Melitta põe na rua plano de elevar vendas a R$ 1 bilhão

Dona da segunda marca de café mais consumida no Brasil, a alemã Melitta começa neste ano a colocar em prática um dos seus planos mais audaciosos. Nos próximos sete anos, a subsidiária brasileira pretende elevar em mais de 50% seu faturamento no país e entrar para a lista de empresas com vendas da ordem de R$ 1 bilhão. Com a estratégia, que prevê ampliar a presença de suas marcas no mercado, a Melitta deve acirrar a disputa no mercado nacional com a Sara Lee, dona das marcas Pilão – líder no mercado doméstico -, Café do Ponto e Seleto.

Para isso, o grupo alemão precisará crescer em média 7,2% ao ano até 2017, abaixo do desempenho registrado pela empresa no ano passado. Em 2009, a empresa teve um faturamento de R$ 665 milhões, crescimento de 11% em comparação ao resultado de 2008 e acima do mercado nacional, que avançou 4%. Desse total, 65% foram provenientes da venda de café, 30% de acessórios, como coadores de papel, suporte para coador e jarras e 5% de papéis industriais.
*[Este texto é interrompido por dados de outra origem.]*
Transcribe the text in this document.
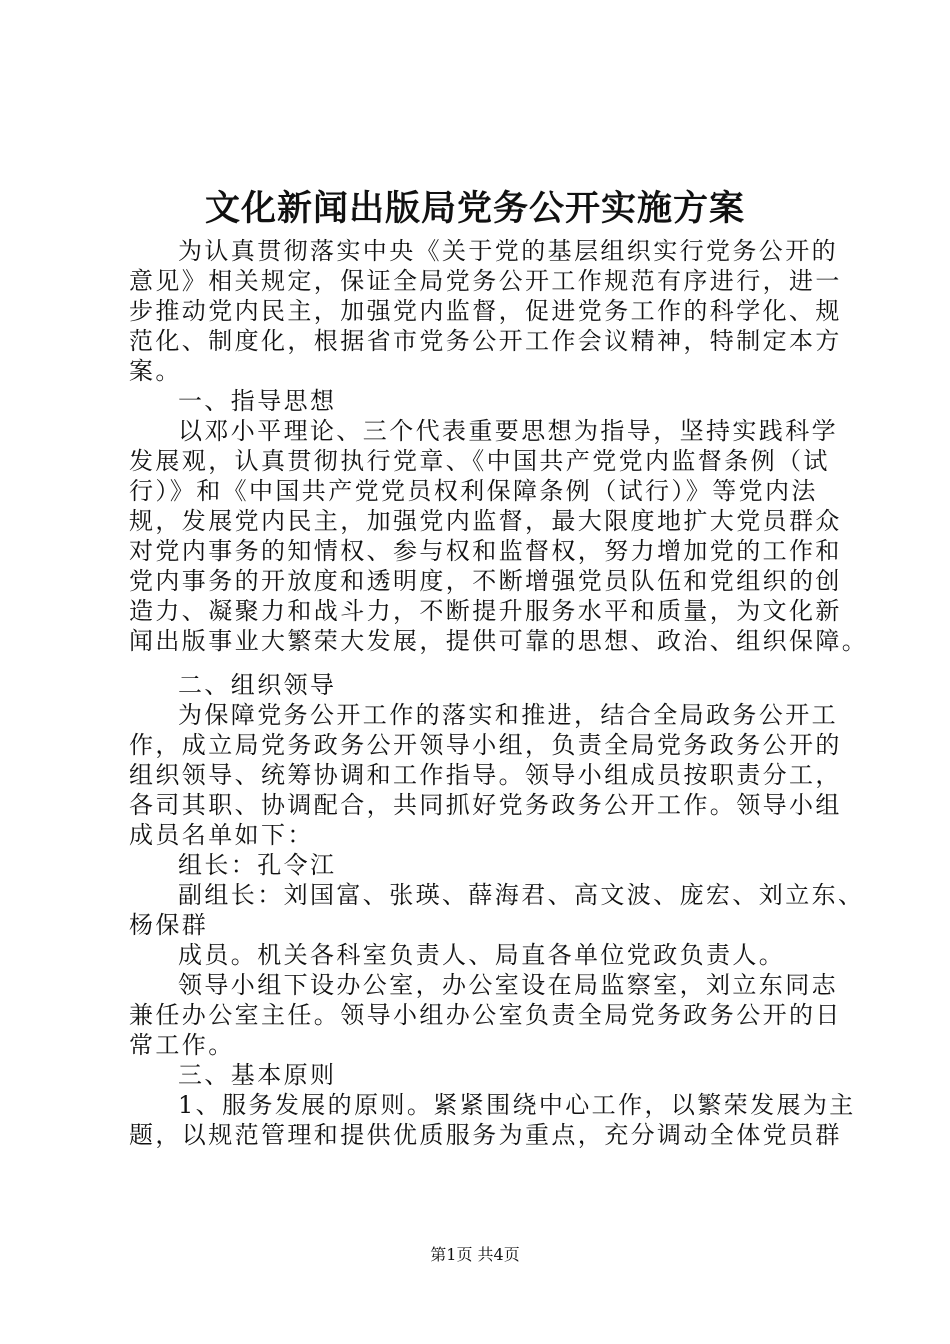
文化新闻出版局党务公开实施方案
为认真贯彻落实中央《关于党的基层组织实行党务公开的
意见》相关规定，保证全局党务公开工作规范有序进行，进一
步推动党内民主，加强党内监督，促进党务工作的科学化、规
范化、制度化，根据省市党务公开工作会议精神，特制定本方
案。
一、指导思想
以邓小平理论、三个代表重要思想为指导，坚持实践科学
发展观，认真贯彻执行党章、《中国共产党党内监督条例（试
行）》和《中国共产党党员权利保障条例（试行）》等党内法
规，发展党内民主，加强党内监督，最大限度地扩大党员群众
对党内事务的知情权、参与权和监督权，努力增加党的工作和
党内事务的开放度和透明度，不断增强党员队伍和党组织的创
造力、凝聚力和战斗力，不断提升服务水平和质量，为文化新
闻出版事业大繁荣大发展，提供可靠的思想、政治、组织保障。
二、组织领导
为保障党务公开工作的落实和推进，结合全局政务公开工
作，成立局党务政务公开领导小组，负责全局党务政务公开的
组织领导、统筹协调和工作指导。领导小组成员按职责分工，
各司其职、协调配合，共同抓好党务政务公开工作。领导小组
成员名单如下：
组长：孔令江
副组长：刘国富、张瑛、薛海君、高文波、庞宏、刘立东、
杨保群
成员。机关各科室负责人、局直各单位党政负责人。
领导小组下设办公室，办公室设在局监察室，刘立东同志
兼任办公室主任。领导小组办公室负责全局党务政务公开的日
常工作。
三、基本原则
1、服务发展的原则。紧紧围绕中心工作，以繁荣发展为主
题，以规范管理和提供优质服务为重点，充分调动全体党员群
第1页 共4页
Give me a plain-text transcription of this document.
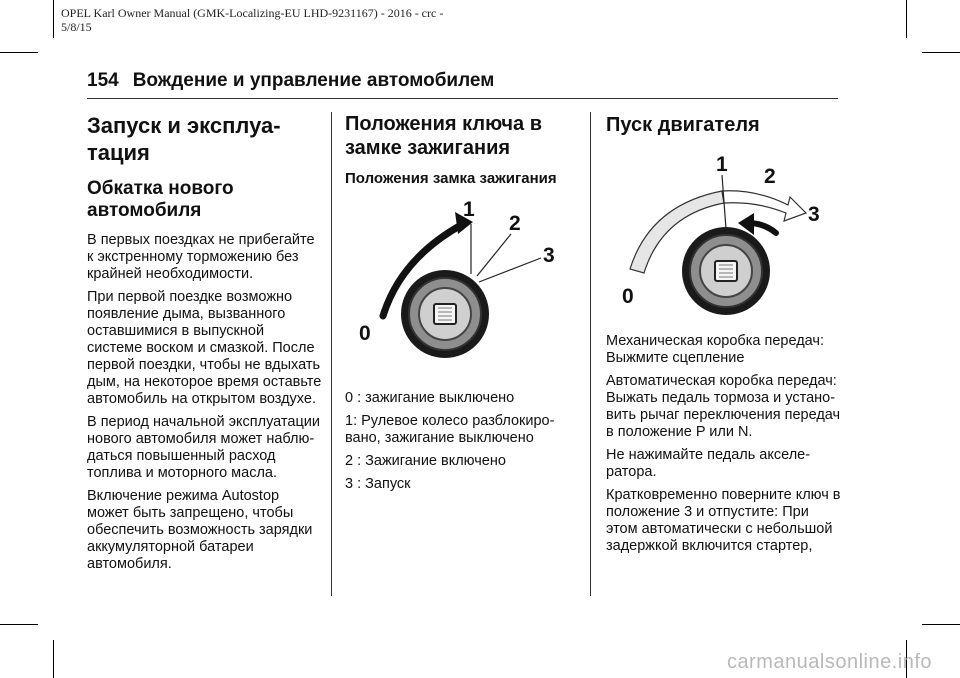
OPEL Karl Owner Manual (GMK-Localizing-EU LHD-9231167) - 2016 - crc -
5/8/15
154 Вождение и управление автомобилем
Запуск и эксплуа-
тация
Обкатка нового
автомобиля

В первых поездках не прибегайте
к экстренному торможению без
крайней необходимости.

При первой поездке возможно
появление дыма, вызванного
оставшимися в выпускной
системе воском и смазкой. После
первой поездки, чтобы не вдыхать
дым, на некоторое время оставьте
автомобиль на открытом воздухе.

В период начальной эксплуатации
нового автомобиля может наблю-
даться повышенный расход
топлива и моторного масла.

Включение режима Autostop
может быть запрещено, чтобы
обеспечить возможность зарядки
аккумуляторной батареи
автомобиля.

Положения ключа в
замке зажигания
Положения замка зажигания
1
2
3
0

0 : зажигание выключено

1: Рулевое колесо разблокиро-
вано, зажигание выключено

2 : Зажигание включено

3 : Запуск

Пуск двигателя
1
2
3
0

Механическая коробка передач:
Выжмите сцепление

Автоматическая коробка передач:
Выжать педаль тормоза и устано-
вить рычаг переключения передач
в положение P или N.

Не нажимайте педаль акселе-
ратора.

Кратковременно поверните ключ в
положение 3 и отпустите: При
этом автоматически с небольшой
задержкой включится стартер,

carmanualsonline.info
Com isso, a subsidiária do Brasil se consolida como a segunda mais importante do grupo, atrás apenas da Alemanha, com uma participação de 19% do faturamento global, que foi de € 1,2 bilhão em 2009.

"O crescimento do ano passado foi o sétimo consecutivo, mesmo dentro de um ambiente de crise que ainda estava no ar", diz Bernardo Wolfson, presidente da Melitta do Brasil. Segundo ele, a projeção para 2010, por enquanto, é de um crescimento de 6%, baseado no aumento da participação da marca Melitta, que ainda tem presença pequena em alguns mercados, e na expansão geográfica da marca Bom Jesus, adquirida em 2006, e que também deve se tornar nacional.

Além do trabalho para aumentar da presença das marcas Melitta e Bom Jesus no mercado, Wolfson não descarta a possibilidade de nova aquisições para reforçar a expansão. Ele disse, porém, que não existe negociação em andamento com nenhuma empresa atualmente e que não deve haver aquisição este ano.

No foco da Melitta estão dois dos mercados em que o consumo cresce consideravelmente, mas onde a empresa tem uma presença ainda tímida. Nos Estados do Centro-Oeste e do Nordeste deve ocorrer a maior parte do crescimento do grupo no Brasil nos próximos anos, inclusive eventuais aquisições de marcas e empresas. "Quando compramos a Bom Jesus no Rio Grande do Sul, percebemos que existia um outro paladar para o café e isso pode ocorrer em outras regiões. Além disso, talvez seja preciso aumentar nossa operação logística até 2017, já que hoje temos nove centros de distribuição", afirma.

Para sustentar esse crescimento, a Melitta elevará em mais de 70% seus investimentos em ativos. No ano passado foram aplicados R$ 7 milhões para aquisição de equipamentos e modernização das unidades de produção e neste ano o desembolso será de pelo menos R$ 12 milhões para expandir a capacidade de produção de suas três unidades de produção – Avaré (SP), Guaíba (RS) e Bom Jesus (RS). "Estamos muito otimistas com o crescimento econômico do Brasil e com o setor de café. Sabemos que o Brasil será uma das maiores economias do mundo e queremos participar disso", diz o presidente.